Ici aussi, les vertus du cidre lui favorisaient une place de choix dans les foyers québécois, et au 19e siècle, c’est un élève de l’École d’agriculture d’Oka, nommé Alphonse Lachance, qui encouragea la fabrication de cette boisson alcoolisée, parce qu’elle procurait à la population une alternative jugée saine, tonique et peu coûteuse. On peut lire qu’à cette époque, il était facile de conserver les pommes durant des mois en les mettant dans des tonneaux. On y faisait alterner des couches de fruits et de sable ayant séché tout l’été, ce qui permettait la préservation à long terme.

 

Monoculture et biodiversité

Une étape importante a été franchie depuis l’époque de monsieur Lachance ; c’est avec la venue de la révolution industrielle qu’on assiste au réel début d’une industrie pomologique, alors que l’urbanisation fait disparaître de nombreux petits producteurs situés à proximité des villes.

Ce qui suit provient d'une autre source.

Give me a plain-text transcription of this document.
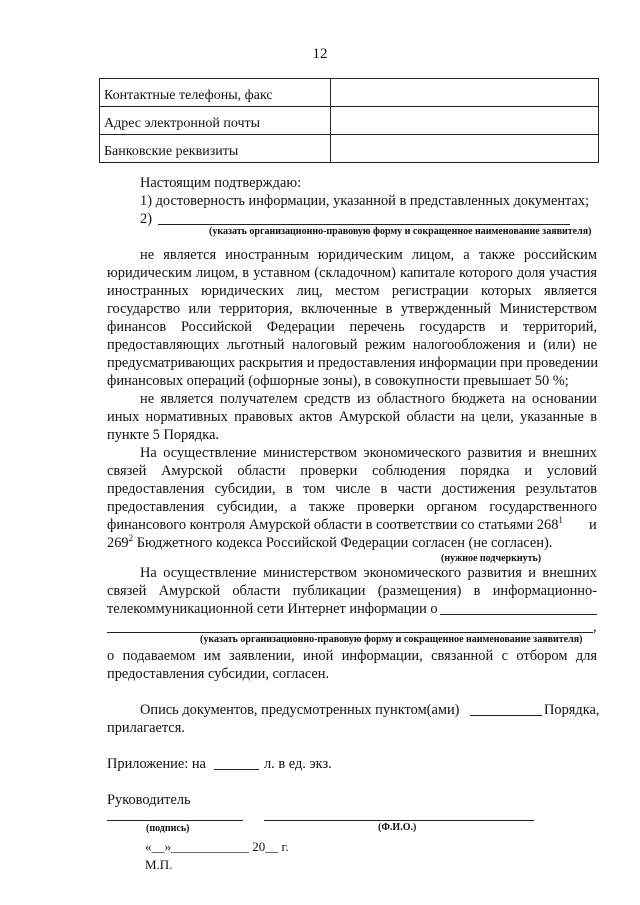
12
Контактные телефоны, факс	
Адрес электронной почты	
Банковские реквизиты	
Настоящим подтверждаю:
1) достоверность информации, указанной в представленных документах;
2)
(указать организационно-правовую форму и сокращенное наименование заявителя)
не является иностранным юридическим лицом, а также российским
юридическим лицом, в уставном (складочном) капитале которого доля участия
иностранных юридических лиц, местом регистрации которых является
государство или территория, включенные в утвержденный Министерством
финансов Российской Федерации перечень государств и территорий,
предоставляющих льготный налоговый режим налогообложения и (или) не
предусматривающих раскрытия и предоставления информации при проведении
финансовых операций (офшорные зоны), в совокупности превышает 50 %;
не является получателем средств из областного бюджета на основании
иных нормативных правовых актов Амурской области на цели, указанные в
пункте 5 Порядка.
На осуществление министерством экономического развития и внешних
связей Амурской области проверки соблюдения порядка и условий
предоставления субсидии, в том числе в части достижения результатов
предоставления субсидии, а также проверки органом государственного
финансового контроля Амурской области в соответствии со статьями $268^1$ и
$269^2$ Бюджетного кодекса Российской Федерации согласен (не согласен).
(нужное подчеркнуть)
На осуществление министерством экономического развития и внешних
связей Амурской области публикации (размещения) в информационно-
телекоммуникационной сети Интернет информации о
,
(указать организационно-правовую форму и сокращенное наименование заявителя)
о подаваемом им заявлении, иной информации, связанной с отбором для
предоставления субсидии, согласен.
Опись документов, предусмотренных пунктом(ами)	Порядка,
прилагается.
Приложение: на	л. в ед. экз.
Руководитель
(подпись)	(Ф.И.О.)
«__»____________ 20__ г.
М.П.
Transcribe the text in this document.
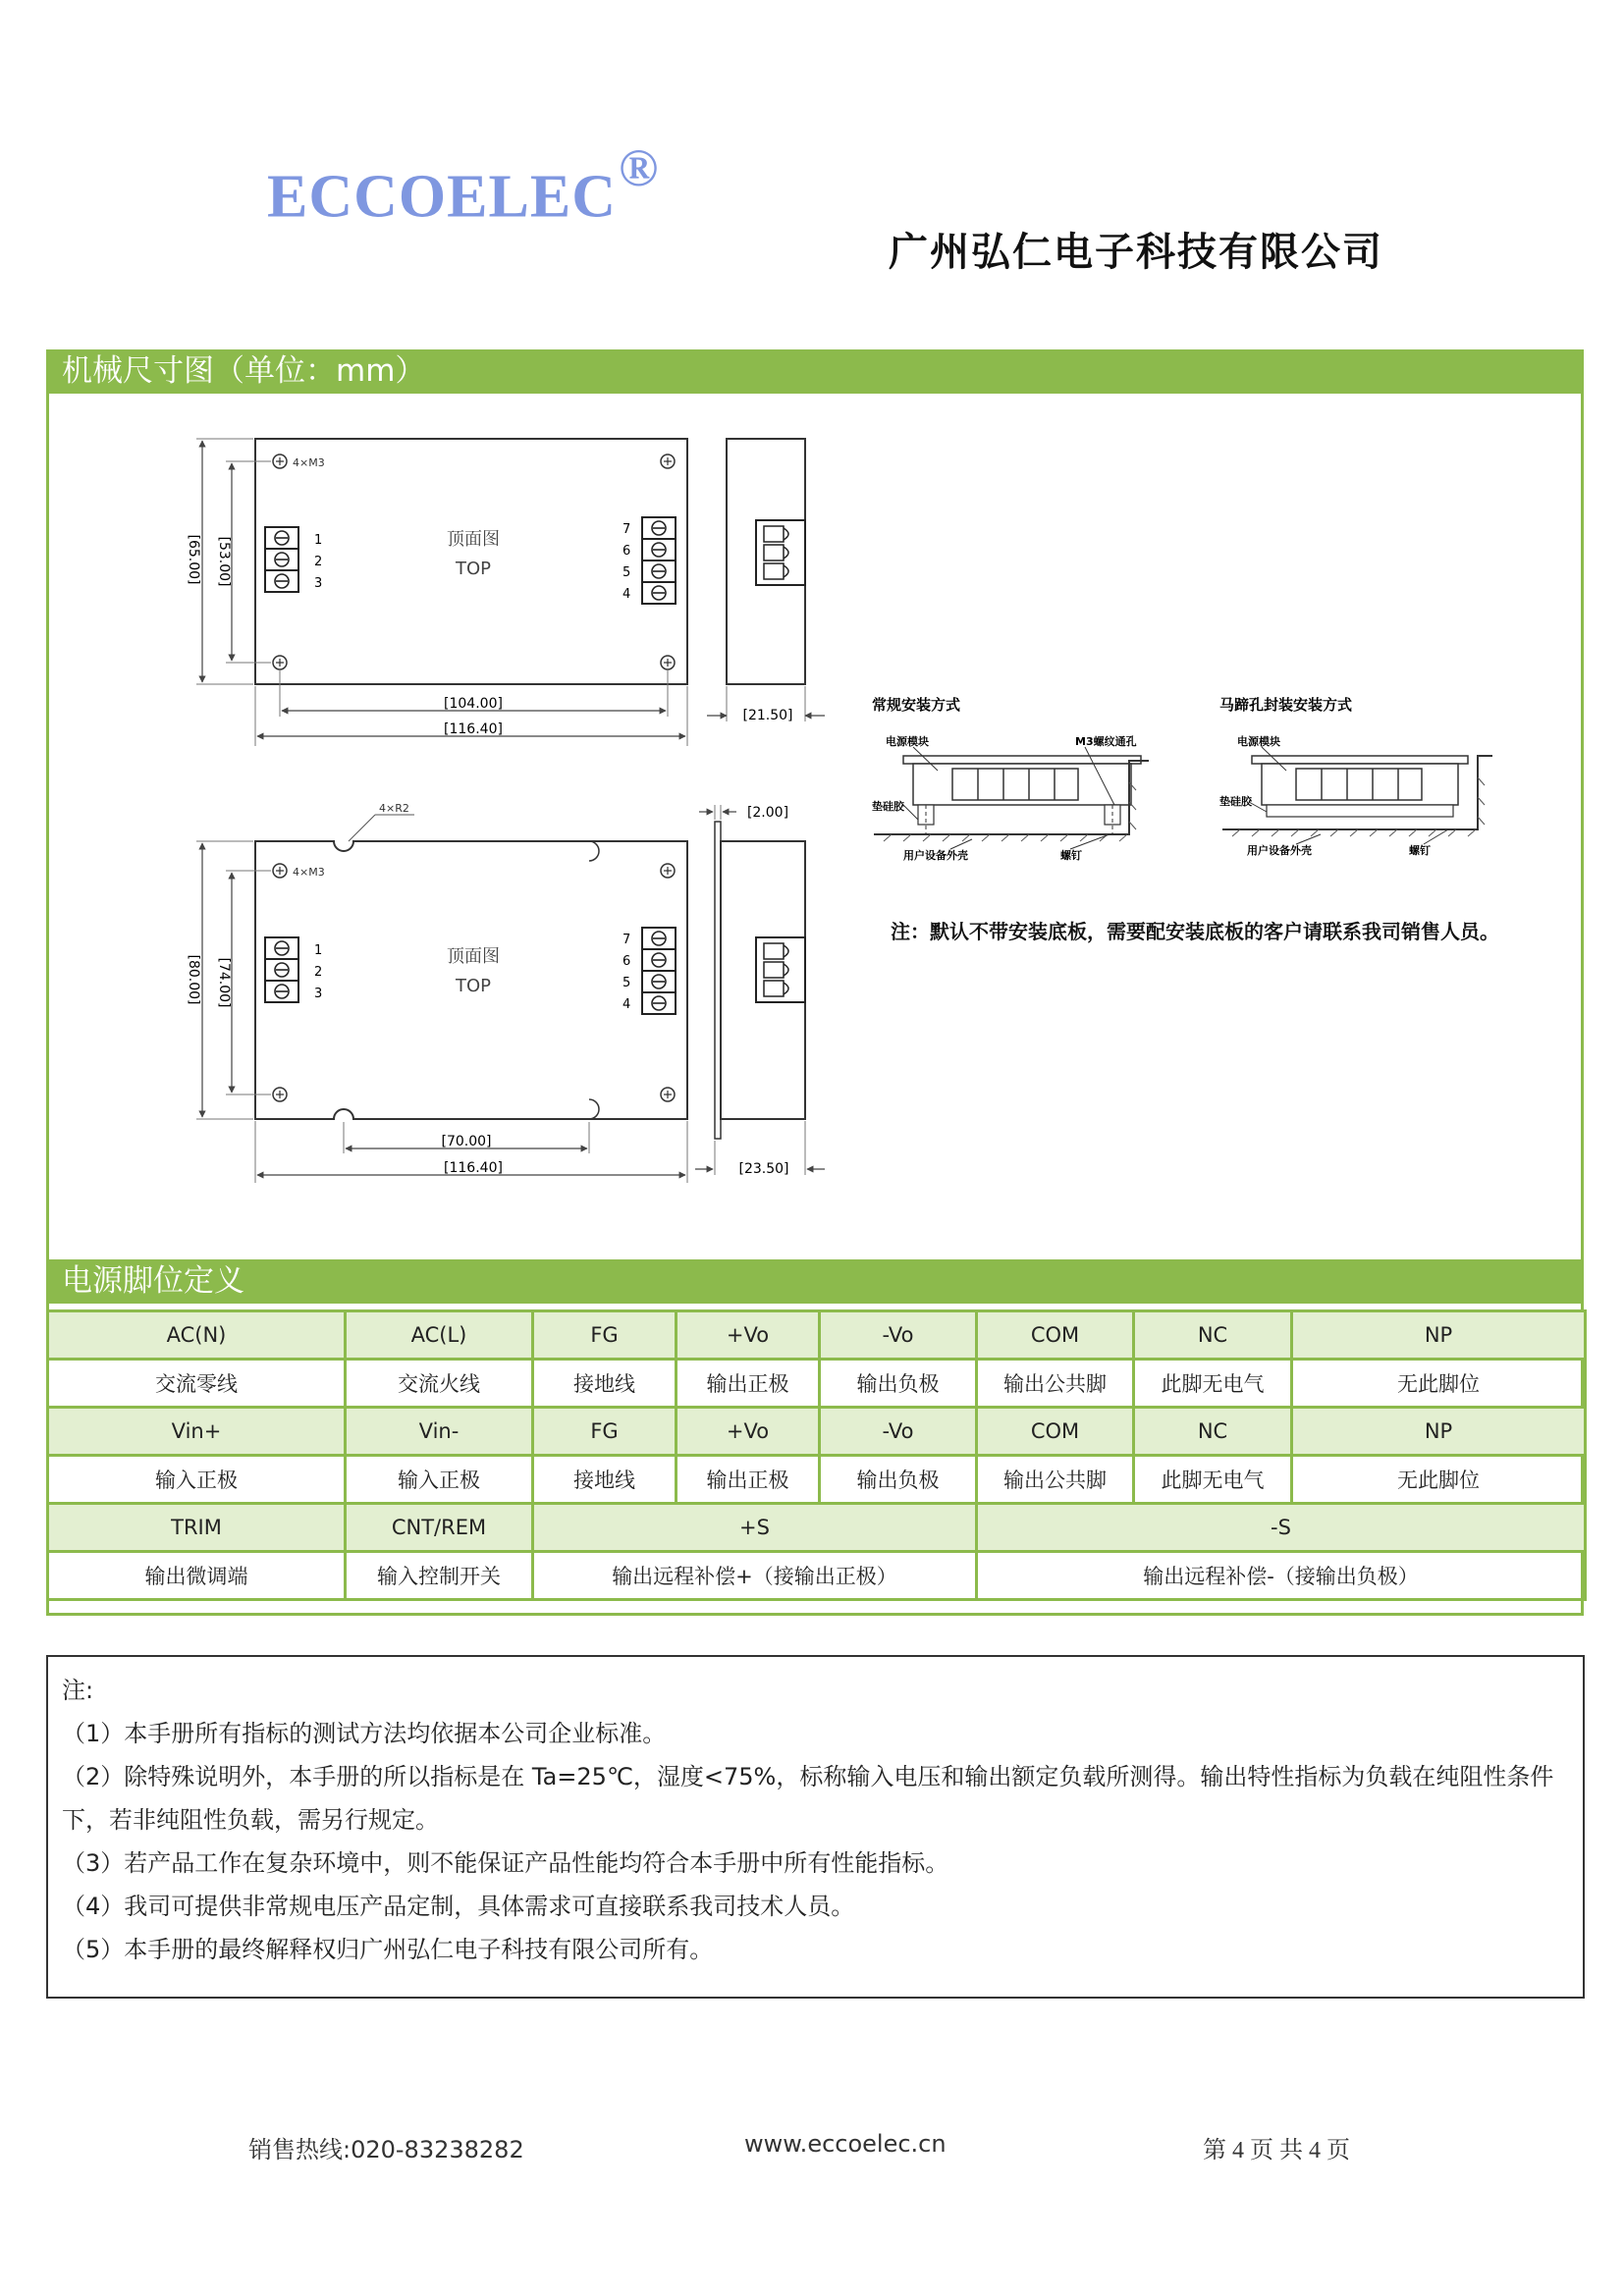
ECCOELEC®
广州弘仁电子科技有限公司
机械尺寸图（单位：mm）
4×M3
1
2
3
7
6
5
4
顶面图
TOP
[65.00] [53.00]
[104.00]
[116.40]
[21.50]
4×M3
4×R2
1
2
3
7
6
5
4
顶面图
TOP
[80.00] [74.00]
[70.00]
[116.40]
[2.00]
[23.50]
常规安装方式
电源模块	M3螺纹通孔
垫硅胶
用户设备外壳	螺钉
马蹄孔封装安装方式
电源模块
垫硅胶
用户设备外壳	螺钉
注：默认不带安装底板，需要配安装底板的客户请联系我司销售人员。
电源脚位定义
AC(N)	AC(L)	FG	+Vo	-Vo	COM	NC	NP
交流零线	交流火线	接地线	输出正极	输出负极	输出公共脚	此脚无电气	无此脚位
Vin+	Vin-	FG	+Vo	-Vo	COM	NC	NP
输入正极	输入正极	接地线	输出正极	输出负极	输出公共脚	此脚无电气	无此脚位
TRIM	CNT/REM	+S			-S		
输出微调端	输入控制开关	输出远程补偿+（接输出正极）			输出远程补偿-（接输出负极）		

注:

（1）本手册所有指标的测试方法均依据本公司企业标准。

（2）除特殊说明外，本手册的所以指标是在 Ta=25℃，湿度<75%，标称输入电压和输出额定负载所测得。输出特性指标为负载在纯阻性条件下，若非纯阻性负载，需另行规定。

（3）若产品工作在复杂环境中，则不能保证产品性能均符合本手册中所有性能指标。

（4）我司可提供非常规电压产品定制，具体需求可直接联系我司技术人员。

（5）本手册的最终解释权归广州弘仁电子科技有限公司所有。

销售热线:020-83238282	www.eccoelec.cn	第 4 页 共 4 页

On doit attendre de trois à cinq ans après la plantation des pommiers pour récolter les premiers fruits, voire quelques années pour atteindre un bon rendement. Le souci d’obtenir un produit qui corresponde aux attentes du consommateur, c’est-à-dire un fruit croquant, juteux et sucré, favorise une monoculture se limitant à quelques variétés à l’échelle industrielle ; ce type d’exploitation fragile s’expose davantage aux maladies et aux prédateurs, et pour compenser, on utilise des pesticides à grande échelle. Favoriser la biodiversité et la recherche de nouvelles variétés permet de créer de nouveaux vergers mieux adaptés à notre climat, et dont la pérennité dépend dans une moindre mesure de l’utilisation de pesticides. En production fruitière intégrée (PFI), les pomiculteurs adaptent leur pratique de façon à protéger la faune auxiliaire, qui est principalement constituée d’insectes vivant dans les vergers et les boisés environnants. Ces derniers agissent comme ennemis naturels des ravageurs de la pomme : c’est ce qu’on appelle la « lutte biologique ».

Les producteurs de pommes du Québec ont récemment demandé du financement au ministère de l’Agriculture, des Pêcheries et de l’Alimentation du Québec (MAPAQ) afin d’implanter de nouvelles variétés de pommes et de moderniser les vergers pour qu’ils soient mieux adaptés aux aléas des changements climatiques. On croit qu’à l’origine, il existait environ 5 000 variétés de pommes, bien qu’un nombre assez restreint soit offert aux consommateurs aujourd’hui. C’est en Montérégie qu’environ la moitié de la production québécoise est cultivée. On notera enfin que le Canada se situerait au 33e rang des producteurs mondiaux, alors que les États-Unis sont au 3e rang.

Chez nos voisins du sud, certains chercheurs ont visité le Kazakhstan pour aller chercher des variétés anciennes, afin de mettre au point des greffes de variétés plus résistantes avec d’autres, essentiellement commerciales, déjà implantées en sol américain. C’est en quelque sorte un retour à la genèse de la pomme pour en assurer une survie durable.